Program giving double dollars for fruits and veggies to expand into St. Louis grocery stores
A program started last year to make locally-produced fresh fruits and vegetables more affordable for low-income St. Louisans is planning to expand into area grocery stores.
The Double Up Food Bucks program, formerly SNAP 2 It, matches up to $25 EBT dollars that recipients of the Supplemental Nutrition Assistance Program (SNAP) spend on locally-produced fruits and vegetables. That allows people to purchase healthier foods.
“Lots of times, they are kind of like, ‘What’s the catch? You’re giving away free money?' But, yes, we are giving away free money because we want more people to eat more fruits and vegetables,” said Program Manager for the St. Louis area Brian DeSmet.
Previously, the program was only available at a handful of area farmer’s markets, where customers received a dollar-to-dollar match on fruits and veggies. This summer, it will run at the Tower Grove, Webster Groves and North City (St. Louis) farmer’s markets, as well as those in DeSoto, Salem and some outstate areas. Organizers hope to add Ferguson’s market soon, following a technical glitch.
But now the goal is to also make the program available at local grocery stores. DeSmet said he’s working to implement it at independent stores like Local Harvest and the mobile St. Louis Metro Market by later this summer and bring it into at least five area Schnuck’s stores by next year.
“We’re excited to partner with the mobile market that comes to different areas but is focused around the JeffVanderLou neighborhood, because that will help us reach some people that aren’t going to be able to get to a farmer’s market or don’t have a farmer’s market right in their area,” he said.
The program will work a little differently at the stores: customers can buy up to $25 of locally grown produce using money from their EBT cards and they will get a matching amount for vegetables and fruits produced anywhere.
“It helps not only low-income shoppers, but also helps our local farmers, and keeps more money in the local economy,” DeSmet said. “It’s a triple win.”
The expansion is the result of a major reorganization of the St. Louis program. In its inaugural year, it only reached about 200 St. Louis residents – not nearly what its organizers had hoped, DeSmet said.
“We only had about a $3,000 budget for the whole season and no marketing budget. It was all done by word of mouth and social media,” he said. “Some markets did get some usage, but some didn’t have a lot.”
That’s why the St. Louis effort joined the multi-state “Double Up” collaborative run by the Fair Food Network, where DeSmet now works. The network has “a pretty good track record as far as how to grow programs and keep sustainable,” he said. That experience helped it net a large grant from the U.S. Department of Agriculture’s Food Insecurity Nutrition Incentive program to expand these dollar-matching services into nine states.

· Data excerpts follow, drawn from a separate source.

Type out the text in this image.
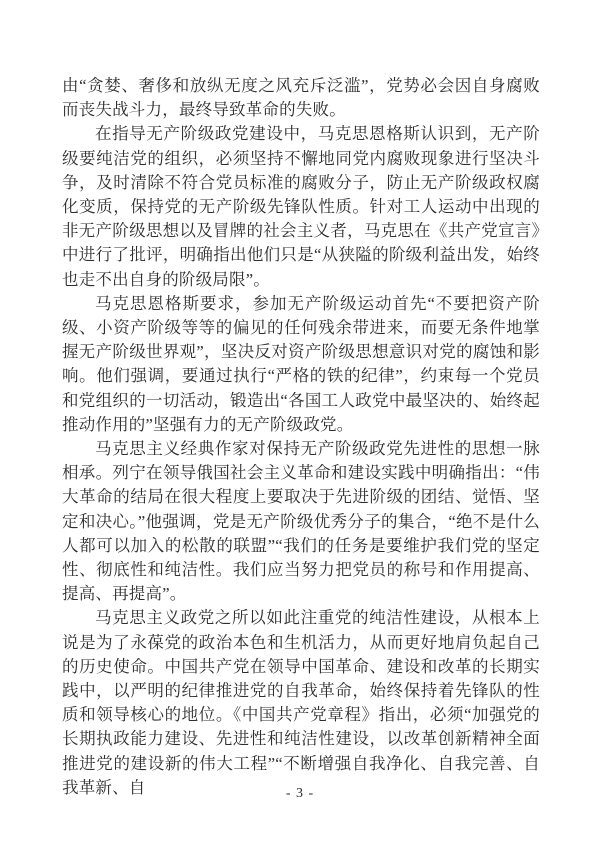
由“贪婪、奢侈和放纵无度之风充斥泛滥”，党势必会因自身腐败而丧失战斗力，最终导致革命的失败。

在指导无产阶级政党建设中，马克思恩格斯认识到，无产阶级要纯洁党的组织，必须坚持不懈地同党内腐败现象进行坚决斗争，及时清除不符合党员标准的腐败分子，防止无产阶级政权腐化变质，保持党的无产阶级先锋队性质。针对工人运动中出现的非无产阶级思想以及冒牌的社会主义者，马克思在《共产党宣言》中进行了批评，明确指出他们只是“从狭隘的阶级利益出发，始终也走不出自身的阶级局限”。

马克思恩格斯要求，参加无产阶级运动首先“不要把资产阶级、小资产阶级等等的偏见的任何残余带进来，而要无条件地掌握无产阶级世界观”，坚决反对资产阶级思想意识对党的腐蚀和影响。他们强调，要通过执行“严格的铁的纪律”，约束每一个党员和党组织的一切活动，锻造出“各国工人政党中最坚决的、始终起推动作用的”坚强有力的无产阶级政党。

马克思主义经典作家对保持无产阶级政党先进性的思想一脉相承。列宁在领导俄国社会主义革命和建设实践中明确指出：“伟大革命的结局在很大程度上要取决于先进阶级的团结、觉悟、坚定和决心。”他强调，党是无产阶级优秀分子的集合，“绝不是什么人都可以加入的松散的联盟”“我们的任务是要维护我们党的坚定性、彻底性和纯洁性。我们应当努力把党员的称号和作用提高、提高、再提高”。

马克思主义政党之所以如此注重党的纯洁性建设，从根本上说是为了永葆党的政治本色和生机活力，从而更好地肩负起自己的历史使命。中国共产党在领导中国革命、建设和改革的长期实践中，以严明的纪律推进党的自我革命，始终保持着先锋队的性质和领导核心的地位。《中国共产党章程》指出，必须“加强党的长期执政能力建设、先进性和纯洁性建设，以改革创新精神全面推进党的建设新的伟大工程”“不断增强自我净化、自我完善、自我革新、自	- 3 -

The program expansions in Missouri and Kansas will be funded through a $2.9 million FINI grant given to the Mid-America Regional Council; matching private and public funding brought the total to $5.8 million.
For the St. Louis area, that means a $50,000 budget just for current and potential farmer’s markets programs and reaching thousands of people, versus hundreds, DeSmet said.
“This year, we’re working with the East-West Gateway Council of Governments; they are helping us to do outreach and GIS mapping of organizations near the farmer’s markets and grocery stores to help us get the word out to EBT recipients,” he said. “There will be a lot more of that kind of stuff going on this year that we didn’t really have the ability to do last year.”
“We’re just hoping we can use the community networks around to get the word out so people are actually using this, because we have the money,” he added.